You have to pay attention to timings. Lower is definitely not always faster. And then balance performance vs stability. For example, with my timings TRFC 180 is worse than 220 for both PYP and 32M. Same goes for some subtimings. Some timings give slightly faster times but ends in crash 9/10 times. For me that is not worth it when another setting passes 10/10 times.
For me A2 is better than A0/A1 for 2x8GB. But I haven't played so much with A0/A1 because my A2 sets are fantastic. I know A0/A1 likes slightly different timings, so maybe I didn't tweak that enough... For 2x16GB I only have A2. Best 2x16GB kit so far did around 1970MHz C12-11 32M, 2050MHz PYP. Best 2x8GB does 4300+ C12-12 32M and 4400+ PYP.

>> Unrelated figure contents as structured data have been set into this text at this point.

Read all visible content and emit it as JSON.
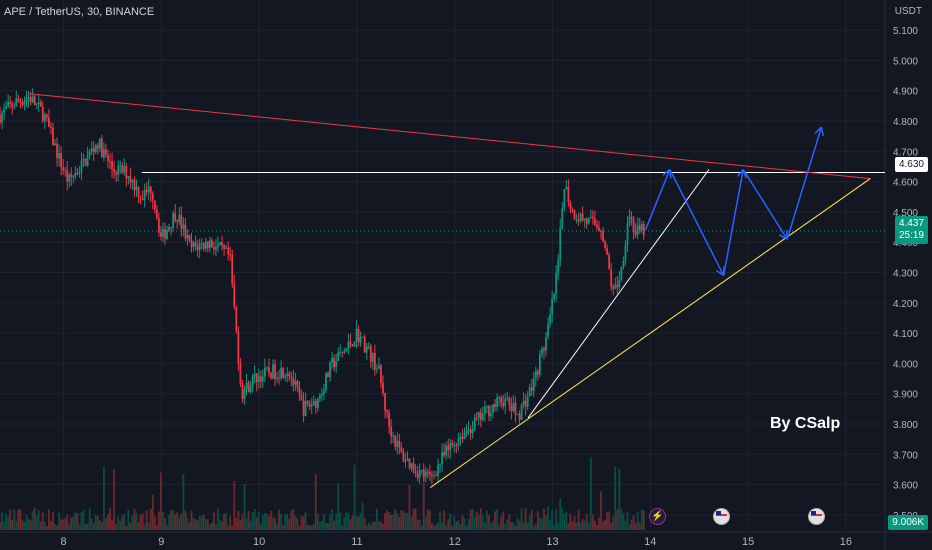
{
  "header": {
    "title": "APE / TetherUS, 30, BINANCE",
    "currency": "USDT",
    "author": "By CSalp"
  },
  "price_axis": {
    "ticks": [
      "5.100",
      "5.000",
      "4.900",
      "4.800",
      "4.700",
      "4.600",
      "4.500",
      "4.400",
      "4.300",
      "4.200",
      "4.100",
      "4.000",
      "3.900",
      "3.800",
      "3.700",
      "3.600",
      "3.500"
    ]
  },
  "time_axis": {
    "ticks": [
      "8",
      "9",
      "10",
      "11",
      "12",
      "13",
      "14",
      "15",
      "16"
    ]
  },
  "labels": {
    "level_price": "4.630",
    "last_price": "4.437",
    "countdown": "25:19",
    "volume": "9.006K"
  },
  "chart_data": {
    "type": "candlestick",
    "symbol": "APE / TetherUS",
    "interval": "30",
    "exchange": "BINANCE",
    "ylabel": "USDT",
    "ylim": [
      3.45,
      5.15
    ],
    "xlim": [
      7.35,
      16.4
    ],
    "last_price": 4.437,
    "price_path": [
      [
        7.35,
        4.82
      ],
      [
        7.5,
        4.86
      ],
      [
        7.65,
        4.88
      ],
      [
        7.8,
        4.82
      ],
      [
        7.95,
        4.68
      ],
      [
        8.05,
        4.6
      ],
      [
        8.2,
        4.66
      ],
      [
        8.35,
        4.73
      ],
      [
        8.5,
        4.64
      ],
      [
        8.65,
        4.63
      ],
      [
        8.8,
        4.55
      ],
      [
        8.9,
        4.58
      ],
      [
        9.0,
        4.41
      ],
      [
        9.15,
        4.5
      ],
      [
        9.3,
        4.38
      ],
      [
        9.5,
        4.4
      ],
      [
        9.7,
        4.35
      ],
      [
        9.82,
        3.9
      ],
      [
        9.95,
        3.95
      ],
      [
        10.1,
        3.97
      ],
      [
        10.3,
        3.98
      ],
      [
        10.45,
        3.85
      ],
      [
        10.6,
        3.88
      ],
      [
        10.75,
        4.0
      ],
      [
        10.9,
        4.05
      ],
      [
        11.0,
        4.1
      ],
      [
        11.1,
        4.05
      ],
      [
        11.22,
        3.98
      ],
      [
        11.32,
        3.8
      ],
      [
        11.45,
        3.7
      ],
      [
        11.6,
        3.65
      ],
      [
        11.75,
        3.62
      ],
      [
        11.9,
        3.7
      ],
      [
        12.05,
        3.76
      ],
      [
        12.2,
        3.8
      ],
      [
        12.35,
        3.85
      ],
      [
        12.5,
        3.88
      ],
      [
        12.65,
        3.83
      ],
      [
        12.8,
        3.93
      ],
      [
        12.95,
        4.1
      ],
      [
        13.05,
        4.3
      ],
      [
        13.12,
        4.6
      ],
      [
        13.2,
        4.5
      ],
      [
        13.35,
        4.47
      ],
      [
        13.5,
        4.45
      ],
      [
        13.62,
        4.23
      ],
      [
        13.7,
        4.3
      ],
      [
        13.78,
        4.5
      ],
      [
        13.85,
        4.43
      ],
      [
        13.95,
        4.44
      ]
    ],
    "horizontal_line": {
      "price": 4.63,
      "from": 8.8,
      "to": 16.4,
      "color": "#ffffff"
    },
    "trendlines": [
      {
        "name": "descending resistance",
        "color": "#f23645",
        "points": [
          [
            7.65,
            4.89
          ],
          [
            16.25,
            4.61
          ]
        ]
      },
      {
        "name": "steep support",
        "color": "#ffffff",
        "points": [
          [
            12.75,
            3.82
          ],
          [
            14.6,
            4.64
          ]
        ]
      },
      {
        "name": "ascending support",
        "color": "#ffeb3b",
        "points": [
          [
            11.75,
            3.59
          ],
          [
            16.25,
            4.61
          ]
        ]
      }
    ],
    "projection_path": {
      "color": "#2962ff",
      "points": [
        [
          13.95,
          4.44
        ],
        [
          14.2,
          4.64
        ],
        [
          14.75,
          4.29
        ],
        [
          14.95,
          4.64
        ],
        [
          15.4,
          4.41
        ],
        [
          15.75,
          4.78
        ]
      ]
    },
    "volume_scale_max_k": 9.006,
    "current_volume": "9.006K",
    "events": [
      "lightning",
      "US",
      "US"
    ]
  }
}
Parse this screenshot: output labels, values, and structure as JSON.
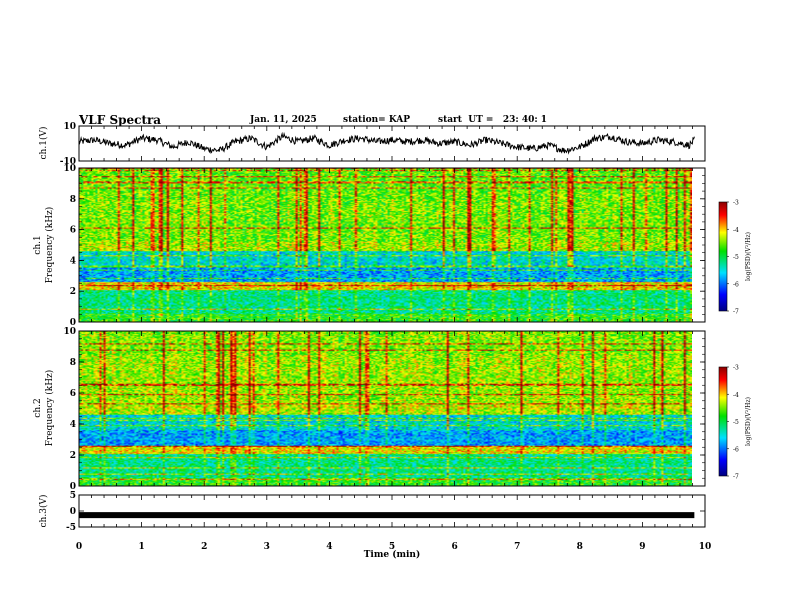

32M with benchmate is really fast on win7. I use the same OS as I do for 3D, so nothing special really. Don't have to do waza either. A good win 7 run can compete with XP for low clock challanges, but it varies more than XP. For full out XP will give you higher clocks, so XP is still better there.
On ASUS make sure Round Trip Latency is enabled on mem training settings. And use latest SPI bios and maximus tweak mode 2.
For 32M with 2x16GB on XP higher maxmem than 600 is better.
When benching cold I would recommend 2x8GB, because unless you have a killer IMC it will have trouble handling 2x16 when cold. At least when you bench full pot. You will most likely loose MHz compared to air, unlike 2x8GB where you can see massive gains.